Police launched a manhunt to find the shooter, who stayed for several hours.
The killings were linked to a property dispute, Courier-Mail reported, although police did not confirm any motive.
Officers were called to the property in the small remote mining town of Bogie, north Queensland, which has a population of 207, just before 9am on Thursday.
Neighbors say the property belonged to a young family last year but there is a dispute with neighboring property owners over the boundary line.
The family just bought the 300 square kilometer plot of land for £5.7 million in May 2021, zoned for grazing, livestock and farming purposes, Daily Mail Australia reports.
Mr Armitt said the shooting took place in a large cattle area in “rural, remote, hilly and densely forested areas”.

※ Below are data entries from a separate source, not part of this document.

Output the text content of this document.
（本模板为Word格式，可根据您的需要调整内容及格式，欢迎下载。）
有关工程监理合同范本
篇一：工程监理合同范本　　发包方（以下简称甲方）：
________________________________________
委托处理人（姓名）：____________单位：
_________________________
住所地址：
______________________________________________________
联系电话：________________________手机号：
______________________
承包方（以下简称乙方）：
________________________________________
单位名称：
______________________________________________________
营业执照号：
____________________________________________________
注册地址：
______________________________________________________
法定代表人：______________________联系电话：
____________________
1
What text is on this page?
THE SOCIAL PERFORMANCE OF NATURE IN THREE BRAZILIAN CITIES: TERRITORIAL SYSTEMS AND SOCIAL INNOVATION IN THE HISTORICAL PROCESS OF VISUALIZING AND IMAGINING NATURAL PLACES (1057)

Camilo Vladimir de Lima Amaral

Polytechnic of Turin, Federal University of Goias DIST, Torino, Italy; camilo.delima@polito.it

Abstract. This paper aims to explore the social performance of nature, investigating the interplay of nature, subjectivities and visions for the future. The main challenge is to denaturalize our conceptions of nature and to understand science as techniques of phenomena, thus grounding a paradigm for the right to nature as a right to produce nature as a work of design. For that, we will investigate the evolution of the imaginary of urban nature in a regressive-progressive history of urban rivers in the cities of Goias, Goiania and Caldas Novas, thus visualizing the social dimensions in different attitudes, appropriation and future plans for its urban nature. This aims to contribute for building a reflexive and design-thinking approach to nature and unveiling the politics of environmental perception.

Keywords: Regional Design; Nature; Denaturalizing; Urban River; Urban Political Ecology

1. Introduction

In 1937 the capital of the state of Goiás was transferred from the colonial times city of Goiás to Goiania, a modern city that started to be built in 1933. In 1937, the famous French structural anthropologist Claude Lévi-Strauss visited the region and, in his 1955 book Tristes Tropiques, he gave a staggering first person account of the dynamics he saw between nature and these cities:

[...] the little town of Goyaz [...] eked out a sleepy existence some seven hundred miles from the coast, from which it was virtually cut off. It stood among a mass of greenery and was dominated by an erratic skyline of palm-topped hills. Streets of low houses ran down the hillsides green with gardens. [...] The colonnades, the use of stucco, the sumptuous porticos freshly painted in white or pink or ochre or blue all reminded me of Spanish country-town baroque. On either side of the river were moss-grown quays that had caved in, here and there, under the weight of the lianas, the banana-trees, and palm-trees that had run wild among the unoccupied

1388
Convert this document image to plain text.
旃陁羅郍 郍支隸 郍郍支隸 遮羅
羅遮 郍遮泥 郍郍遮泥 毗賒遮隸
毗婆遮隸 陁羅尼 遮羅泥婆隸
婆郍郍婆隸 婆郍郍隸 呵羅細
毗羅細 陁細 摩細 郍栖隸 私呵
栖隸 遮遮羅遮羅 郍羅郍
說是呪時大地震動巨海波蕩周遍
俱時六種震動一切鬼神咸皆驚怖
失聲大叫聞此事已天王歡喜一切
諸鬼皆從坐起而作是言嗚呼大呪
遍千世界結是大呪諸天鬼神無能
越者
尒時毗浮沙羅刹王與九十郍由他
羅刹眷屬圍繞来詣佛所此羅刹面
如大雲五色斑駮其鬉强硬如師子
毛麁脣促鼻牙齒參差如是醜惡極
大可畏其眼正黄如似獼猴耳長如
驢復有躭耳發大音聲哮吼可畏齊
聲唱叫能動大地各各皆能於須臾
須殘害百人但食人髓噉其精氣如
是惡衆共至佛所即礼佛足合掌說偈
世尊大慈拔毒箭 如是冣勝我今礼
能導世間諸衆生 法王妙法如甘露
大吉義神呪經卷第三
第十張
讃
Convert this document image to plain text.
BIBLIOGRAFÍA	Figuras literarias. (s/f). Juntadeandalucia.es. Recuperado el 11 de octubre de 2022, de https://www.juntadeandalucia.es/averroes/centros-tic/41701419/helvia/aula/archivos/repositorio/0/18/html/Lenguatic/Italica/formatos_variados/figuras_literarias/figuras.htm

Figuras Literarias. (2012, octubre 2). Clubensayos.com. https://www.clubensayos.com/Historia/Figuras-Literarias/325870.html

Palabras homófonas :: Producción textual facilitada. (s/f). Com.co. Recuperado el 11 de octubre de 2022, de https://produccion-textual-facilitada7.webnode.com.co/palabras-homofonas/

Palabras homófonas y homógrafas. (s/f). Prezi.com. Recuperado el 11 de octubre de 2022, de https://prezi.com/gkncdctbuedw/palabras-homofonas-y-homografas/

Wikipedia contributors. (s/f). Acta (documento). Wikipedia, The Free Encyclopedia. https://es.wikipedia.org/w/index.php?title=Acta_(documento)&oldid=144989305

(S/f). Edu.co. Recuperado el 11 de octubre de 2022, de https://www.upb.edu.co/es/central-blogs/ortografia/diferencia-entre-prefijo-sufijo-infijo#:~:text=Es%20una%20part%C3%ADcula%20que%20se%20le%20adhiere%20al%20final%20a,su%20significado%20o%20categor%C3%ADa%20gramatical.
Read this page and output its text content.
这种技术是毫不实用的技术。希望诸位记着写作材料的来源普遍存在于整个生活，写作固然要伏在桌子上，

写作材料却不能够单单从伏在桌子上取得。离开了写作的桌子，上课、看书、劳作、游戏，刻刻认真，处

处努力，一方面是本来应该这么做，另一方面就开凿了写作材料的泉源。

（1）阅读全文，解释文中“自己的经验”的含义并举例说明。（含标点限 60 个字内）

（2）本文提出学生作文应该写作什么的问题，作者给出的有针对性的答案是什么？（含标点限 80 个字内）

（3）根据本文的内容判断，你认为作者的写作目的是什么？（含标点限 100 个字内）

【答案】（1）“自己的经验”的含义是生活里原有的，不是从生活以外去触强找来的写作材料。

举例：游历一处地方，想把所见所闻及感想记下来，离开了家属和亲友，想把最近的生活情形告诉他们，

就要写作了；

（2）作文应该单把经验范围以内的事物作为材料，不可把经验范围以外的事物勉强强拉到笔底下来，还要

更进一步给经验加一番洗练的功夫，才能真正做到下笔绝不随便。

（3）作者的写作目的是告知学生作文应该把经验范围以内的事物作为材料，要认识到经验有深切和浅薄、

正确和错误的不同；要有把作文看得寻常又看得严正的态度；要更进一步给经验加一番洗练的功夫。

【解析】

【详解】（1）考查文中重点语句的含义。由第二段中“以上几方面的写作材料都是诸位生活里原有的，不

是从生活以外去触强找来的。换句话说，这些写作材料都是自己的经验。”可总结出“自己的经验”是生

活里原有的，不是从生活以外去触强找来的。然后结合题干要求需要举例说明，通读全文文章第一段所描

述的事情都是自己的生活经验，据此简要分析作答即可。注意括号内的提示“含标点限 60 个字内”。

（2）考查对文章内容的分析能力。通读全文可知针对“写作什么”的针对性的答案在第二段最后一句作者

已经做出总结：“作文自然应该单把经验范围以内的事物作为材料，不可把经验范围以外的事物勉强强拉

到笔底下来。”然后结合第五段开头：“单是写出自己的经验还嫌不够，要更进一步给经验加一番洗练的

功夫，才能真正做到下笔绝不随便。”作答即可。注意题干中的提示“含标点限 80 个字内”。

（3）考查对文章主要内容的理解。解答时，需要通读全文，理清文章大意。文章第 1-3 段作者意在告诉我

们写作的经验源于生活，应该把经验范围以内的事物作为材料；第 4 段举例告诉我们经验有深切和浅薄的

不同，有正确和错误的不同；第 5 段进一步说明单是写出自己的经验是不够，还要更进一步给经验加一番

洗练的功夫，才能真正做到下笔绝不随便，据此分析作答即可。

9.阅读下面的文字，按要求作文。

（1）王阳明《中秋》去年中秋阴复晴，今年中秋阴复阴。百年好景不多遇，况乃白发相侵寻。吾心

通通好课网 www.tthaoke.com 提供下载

Queensland Police say “investigation is still ongoing into the circumstances leading up to the shooting”.
A local woman told Daily Mail Australia she had seen several police cars driving towards the scene of the shooting.
“I saw at least three police cars while I was outside and heard a few more sirens later,” she said.
“It’s not what you usually see. I thought straight that something bad had happened.”
Australia has some of the harshest gun laws in the world, introduced after a lone gunman killed 35 people in Port Arthur, Tasmania in 1996.
Since then, there have only been three mass shootings – identified in Australia as those that resulted in at least four deaths, not including the perpetrator.